Чернее ночи (Коршунов) - страница 148

По вступлении в должность он тут же принялся наводить порядок. И в унаследованном им министерстве, как говорится, полетели головы. В том числе и голова Ратаева, тянувшего лямку по ведомству министерства внутренних дел с 1882 года, а в Департаменте полиции с 1897 года, сначала чиновником особых поручений, а затем и начальником Особого отдела, то есть направлял политический сыск во всей империи. Естественно, что на него новый министр должен был обратить внимание — на одного из первых. Лопухин и Зубатов, продолжавшие оставаться в закостенелой в консерватизме полицейской среде «чужаками» и раньше других своих сослуживцев «принявших» нового министра, постарались представить Ратаева новому руководству таким, каким он был на самом деле.

— Да, — признавался он, — человек он опытный и знающий. За столько лет службы по сыскной части прошел огни, воды и медные трубы. Но...

И дальше перечислялись «но», отнюдь не украшающие Леонида Александровича: бонвиван, любитель красивой жизни, светский лев, театрал и кафешантанщик, дон-жуан и попросту — бабник, душу в дело не вкладывает — не до этого ему, занят собою и своими личными делишками.

«Корнет Отлетаев» — смачно влепил ему литературную кличку интеллигент Зубатов, а аристократ, потомок косожского князя Редеди Алексей Александрович Лопухин только брезгливо морщился при упоминании об этом своем подчиненном.

Когда же соответственно настроенный министр назвал господина Ратаева «пятном» на Департаменте, судьба «корнета Отлетаева» была решена: в те времена ссылали не только в Восточную Сибирь, но и в Париж. Там и оказался в должности заведующего заграничной агентурой Леонид Александрович, до крайности обиженный па своих коллег-интриганов в отдельности и на весь Департамент и все министерство во главе с Плеве в целом.

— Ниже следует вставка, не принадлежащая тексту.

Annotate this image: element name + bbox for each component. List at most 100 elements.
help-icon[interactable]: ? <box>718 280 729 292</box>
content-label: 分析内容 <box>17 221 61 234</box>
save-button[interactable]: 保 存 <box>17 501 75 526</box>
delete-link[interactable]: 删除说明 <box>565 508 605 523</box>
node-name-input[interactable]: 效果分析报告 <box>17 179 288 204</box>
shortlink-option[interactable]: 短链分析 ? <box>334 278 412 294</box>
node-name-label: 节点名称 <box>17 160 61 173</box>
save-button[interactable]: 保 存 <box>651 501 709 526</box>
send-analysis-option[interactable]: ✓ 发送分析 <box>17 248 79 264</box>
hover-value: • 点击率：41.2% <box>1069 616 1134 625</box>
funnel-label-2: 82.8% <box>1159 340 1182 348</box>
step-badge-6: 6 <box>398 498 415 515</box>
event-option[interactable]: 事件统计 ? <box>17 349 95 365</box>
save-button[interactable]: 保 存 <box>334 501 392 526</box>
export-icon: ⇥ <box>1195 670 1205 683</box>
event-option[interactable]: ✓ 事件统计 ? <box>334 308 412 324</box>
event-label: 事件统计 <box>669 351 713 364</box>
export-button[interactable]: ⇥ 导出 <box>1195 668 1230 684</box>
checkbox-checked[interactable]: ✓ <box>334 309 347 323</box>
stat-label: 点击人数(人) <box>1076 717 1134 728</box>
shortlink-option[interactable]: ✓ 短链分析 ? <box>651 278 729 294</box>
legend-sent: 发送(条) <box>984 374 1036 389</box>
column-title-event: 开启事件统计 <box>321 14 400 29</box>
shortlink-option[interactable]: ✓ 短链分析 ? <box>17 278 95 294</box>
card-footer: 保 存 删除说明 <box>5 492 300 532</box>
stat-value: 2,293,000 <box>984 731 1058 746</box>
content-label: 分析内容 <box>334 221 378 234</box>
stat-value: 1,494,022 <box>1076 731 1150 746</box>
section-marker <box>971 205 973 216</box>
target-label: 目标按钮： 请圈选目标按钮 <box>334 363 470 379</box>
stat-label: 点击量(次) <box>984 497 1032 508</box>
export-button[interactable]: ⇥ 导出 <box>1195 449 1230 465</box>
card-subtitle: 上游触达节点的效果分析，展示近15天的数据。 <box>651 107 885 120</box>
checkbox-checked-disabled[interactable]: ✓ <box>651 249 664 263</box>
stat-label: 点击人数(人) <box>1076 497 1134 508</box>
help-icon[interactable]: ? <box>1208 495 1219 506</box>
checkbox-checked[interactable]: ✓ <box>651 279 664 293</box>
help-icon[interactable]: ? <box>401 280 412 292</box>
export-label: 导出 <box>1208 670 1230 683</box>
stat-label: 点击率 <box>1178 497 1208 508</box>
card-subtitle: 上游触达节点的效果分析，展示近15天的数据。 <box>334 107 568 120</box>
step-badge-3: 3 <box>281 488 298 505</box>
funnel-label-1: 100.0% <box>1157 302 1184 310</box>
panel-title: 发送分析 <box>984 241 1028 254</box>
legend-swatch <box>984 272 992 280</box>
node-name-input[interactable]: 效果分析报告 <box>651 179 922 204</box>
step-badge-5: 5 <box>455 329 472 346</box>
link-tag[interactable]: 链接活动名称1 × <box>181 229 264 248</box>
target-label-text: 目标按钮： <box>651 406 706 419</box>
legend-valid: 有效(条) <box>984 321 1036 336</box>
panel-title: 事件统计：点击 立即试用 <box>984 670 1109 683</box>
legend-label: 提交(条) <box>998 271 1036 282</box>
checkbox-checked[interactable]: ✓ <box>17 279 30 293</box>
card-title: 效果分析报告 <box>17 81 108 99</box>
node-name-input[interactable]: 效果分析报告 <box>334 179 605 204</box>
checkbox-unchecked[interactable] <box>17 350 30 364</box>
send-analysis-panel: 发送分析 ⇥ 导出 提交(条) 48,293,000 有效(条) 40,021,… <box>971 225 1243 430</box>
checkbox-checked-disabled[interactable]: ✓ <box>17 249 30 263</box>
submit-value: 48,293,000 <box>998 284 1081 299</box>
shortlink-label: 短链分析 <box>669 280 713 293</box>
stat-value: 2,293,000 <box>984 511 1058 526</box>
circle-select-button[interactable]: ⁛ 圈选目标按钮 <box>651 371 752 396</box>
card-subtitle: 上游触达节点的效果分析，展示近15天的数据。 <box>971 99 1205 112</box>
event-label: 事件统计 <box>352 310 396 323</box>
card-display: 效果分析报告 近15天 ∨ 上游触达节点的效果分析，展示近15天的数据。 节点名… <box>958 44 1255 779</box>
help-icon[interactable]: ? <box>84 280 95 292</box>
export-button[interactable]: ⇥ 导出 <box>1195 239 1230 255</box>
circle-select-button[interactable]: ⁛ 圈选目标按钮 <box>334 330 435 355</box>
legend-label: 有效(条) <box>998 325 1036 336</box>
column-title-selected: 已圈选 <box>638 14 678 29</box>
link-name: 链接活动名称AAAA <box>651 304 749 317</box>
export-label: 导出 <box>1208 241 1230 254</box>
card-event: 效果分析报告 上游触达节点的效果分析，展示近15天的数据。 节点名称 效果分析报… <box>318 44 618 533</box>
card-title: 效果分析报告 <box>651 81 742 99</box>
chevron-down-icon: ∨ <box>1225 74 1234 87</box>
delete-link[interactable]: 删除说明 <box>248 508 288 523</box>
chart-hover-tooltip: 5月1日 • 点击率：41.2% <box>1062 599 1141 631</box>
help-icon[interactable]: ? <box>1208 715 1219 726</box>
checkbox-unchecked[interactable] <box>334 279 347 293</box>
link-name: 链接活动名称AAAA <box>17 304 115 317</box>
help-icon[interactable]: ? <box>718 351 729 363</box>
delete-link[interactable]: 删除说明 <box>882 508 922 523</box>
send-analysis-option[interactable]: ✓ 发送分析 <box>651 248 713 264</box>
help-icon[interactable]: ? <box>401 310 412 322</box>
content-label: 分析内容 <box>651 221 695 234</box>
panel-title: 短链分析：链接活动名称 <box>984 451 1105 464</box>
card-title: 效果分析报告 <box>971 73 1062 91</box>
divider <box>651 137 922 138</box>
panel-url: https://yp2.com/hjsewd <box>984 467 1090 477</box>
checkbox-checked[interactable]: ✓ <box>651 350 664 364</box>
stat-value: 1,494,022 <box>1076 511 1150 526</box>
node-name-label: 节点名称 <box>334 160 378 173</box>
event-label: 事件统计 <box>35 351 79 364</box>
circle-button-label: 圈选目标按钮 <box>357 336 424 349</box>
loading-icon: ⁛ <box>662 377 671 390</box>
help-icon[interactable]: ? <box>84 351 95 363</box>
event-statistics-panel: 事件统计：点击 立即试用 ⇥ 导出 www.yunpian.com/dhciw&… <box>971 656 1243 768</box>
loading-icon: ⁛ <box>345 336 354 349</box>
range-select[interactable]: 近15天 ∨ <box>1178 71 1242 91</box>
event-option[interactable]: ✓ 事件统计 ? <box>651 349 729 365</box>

Впрочем, Париж, как известно, не оставляет в душе и сердце места для мрачных настроений и черных дум.

— Ба, ба, ба! Сам Евгений Филиппович! — распахнул навстречу Азефу объятия Ратаев.

Они обнялись и расцеловались как старинные друзья. Ратаев был в изысканном шелковом халате. Был полдень, за окном ярко сияло зимнее солнце, но Леонид Александрович явно только что встал. От него пахло кофе и коньяком, лосьоном и крепкими мужскими духами, волосы были еще мокры после утренней ванны.

Он провел гостя в комнату, служившую ему кабинетом. Ничто здесь не выдавало занятий хозяина. Легкомысленная, гнутая, позолоченная мебель, фривольные статуэтки на высоких изящных, красного дерева подставках, изящные козетки, кушетка с разбросанными по ней шелковыми подушечками, пуфики и ломберный столик с бутылкой шампанского посредине — все это подходило бы больше какому-нибудь богатому бездельнику, прожигателю жизни, чем той должности, которую доверили за границей Леониду Александровичу Ратаеву.